General information
- Type: Aerobatic competition aircraft
- National origin: France
- Designer: Jean Montet
- Number built: 1

History
- First flight: 10 September 1981

= Jean-Montet Quasar 200 =

French aerobatic competition aircraft

The Jean-Montet Quasar 200 was a single-seat aerobatic competition aircraft designed and amateur-built in France in the early 1980s. Only one was completed; it won one aerobatic competition and was destroyed less than three years later.

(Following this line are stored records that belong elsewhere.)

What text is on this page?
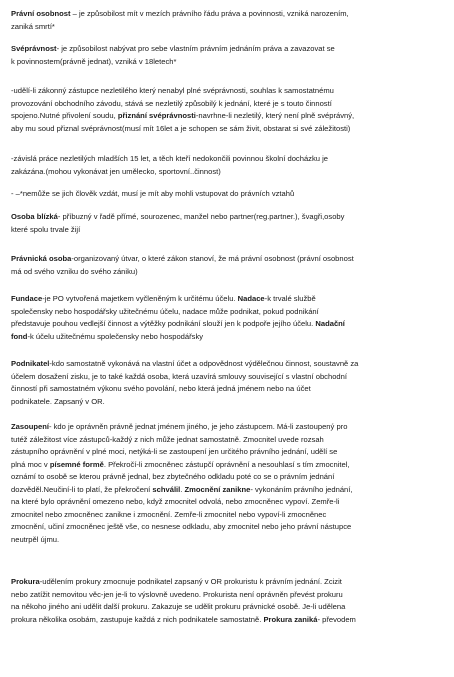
Právní osobnost – je způsobilost mít v mezích právního řádu práva a povinnosti, vzniká narozením,
zaniká smrtí*

Svéprávnost- je způsobilost nabývat pro sebe vlastním právním jednáním práva a zavazovat se
k povinnostem(právně jednat), vzniká v 18letech*

-udělí-li zákonný zástupce nezletilého který nenabyl plné svéprávnosti, souhlas k samostatnému
provozování obchodního závodu, stává se nezletilý způsobilý k jednání, které je s touto činností
spojeno.Nutné přivolení soudu, přiznání svéprávnosti-navrhne-li nezletilý, který není plně svéprávný,
aby mu soud přiznal svéprávnost(musí mít 16let a je schopen se sám živit, obstarat si své záležitosti)

-závislá práce nezletilých mladších 15 let, a těch kteří nedokončili povinnou školní docházku je
zakázána.(mohou vykonávat jen umělecko, sportovní..činnost)

- –*nemůže se jich člověk vzdát, musí je mít aby mohli vstupovat do právních vztahů

Osoba blízká- příbuzný v řadě přímé, sourozenec, manžel nebo partner(reg.partner.), švagři,osoby
které spolu trvale žijí

Právnická osoba-organizovaný útvar, o které zákon stanoví, že má právní osobnost (právní osobnost
má od svého vzniku do svého zániku)

Fundace-je PO vytvořená majetkem vyčleněným k určitému účelu. Nadace-k trvalé službě
společensky nebo hospodářsky užitečnému účelu, nadace může podnikat, pokud podnikání
představuje pouhou vedlejší činnost a výtěžky podnikání slouží jen k podpoře jejího účelu. Nadační
fond-k účelu užitečnému společensky nebo hospodářsky

Podnikatel-kdo samostatně vykonává na vlastní účet a odpovědnost výdělečnou činnost, soustavně za
účelem dosažení zisku, je to také každá osoba, která uzavírá smlouvy související s vlastní obchodní
činností při samostatném výkonu svého povolání, nebo která jedná jménem nebo na účet
podnikatele. Zapsaný v OR.

Zasoupení- kdo je oprávněn právně jednat jménem jiného, je jeho zástupcem. Má-li zastoupený pro
tutéž záležitost více zástupců-každý z nich může jednat samostatně. Zmocnitel uvede rozsah
zástupního oprávnění v plné moci, netýká-li se zastoupení jen určitého právního jednání, udělí se
plná moc v písemné formě. Překročí-li zmocněnec zástupčí oprávnění a nesouhlasí s tím zmocnitel,
oznámí to osobě se kterou právně jednal, bez zbytečného odkladu poté co se o právním jednání
dozvěděl.Neučiní-li to platí, že překročení schválil. Zmocnění zanikne- vykonáním právního jednání,
na které bylo oprávnění omezeno nebo, když zmocnitel odvolá, nebo zmocněnec vypoví. Zemře-li
zmocnitel nebo zmocněnec zanikne i zmocnění. Zemře-li zmocnitel nebo vypoví-li zmocněnec
zmocnění, učiní zmocněnec ještě vše, co nesnese odkladu, aby zmocnitel nebo jeho právní nástupce
neutrpěl újmu.

Prokura-udělením prokury zmocnuje podnikatel zapsaný v OR prokuristu k právním jednání. Zcizit
nebo zatížit nemovitou věc-jen je-li to výslovně uvedeno. Prokurista není oprávněn převést prokuru
na někoho jiného ani udělit další prokuru. Zakazuje se udělit prokuru právnické osobě. Je-li udělena
prokura několika osobám, zastupuje každá z nich podnikatele samostatně. Prokura zaniká- převodem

==Design and development==
The Quasar was designed and built by Jean, Pierre and Phillipe Montet. It was one of many designs developed from the available plans of the successful Stephens Akro aerobatic competitor of 1967. They were both mid-wing monoplanes with angular flying surfaces, including cantilever wings and wire-braced tailplanes, and with fixed, cantilever tail wheel undercarriages. With a greater wingspan and a more powerful Lycoming flat-four engine, the 200 hp IO-360-A the Quasar was heavier than the Akro A.

The Quasar first flew on 10 September 1981. On 19 September 1982, Pierre Montet flew the Quasar to win the Marcel Doret Cup for aerobatics at Moulins. It was destroyed on 1 April 1985, at its home airfield in Étampes.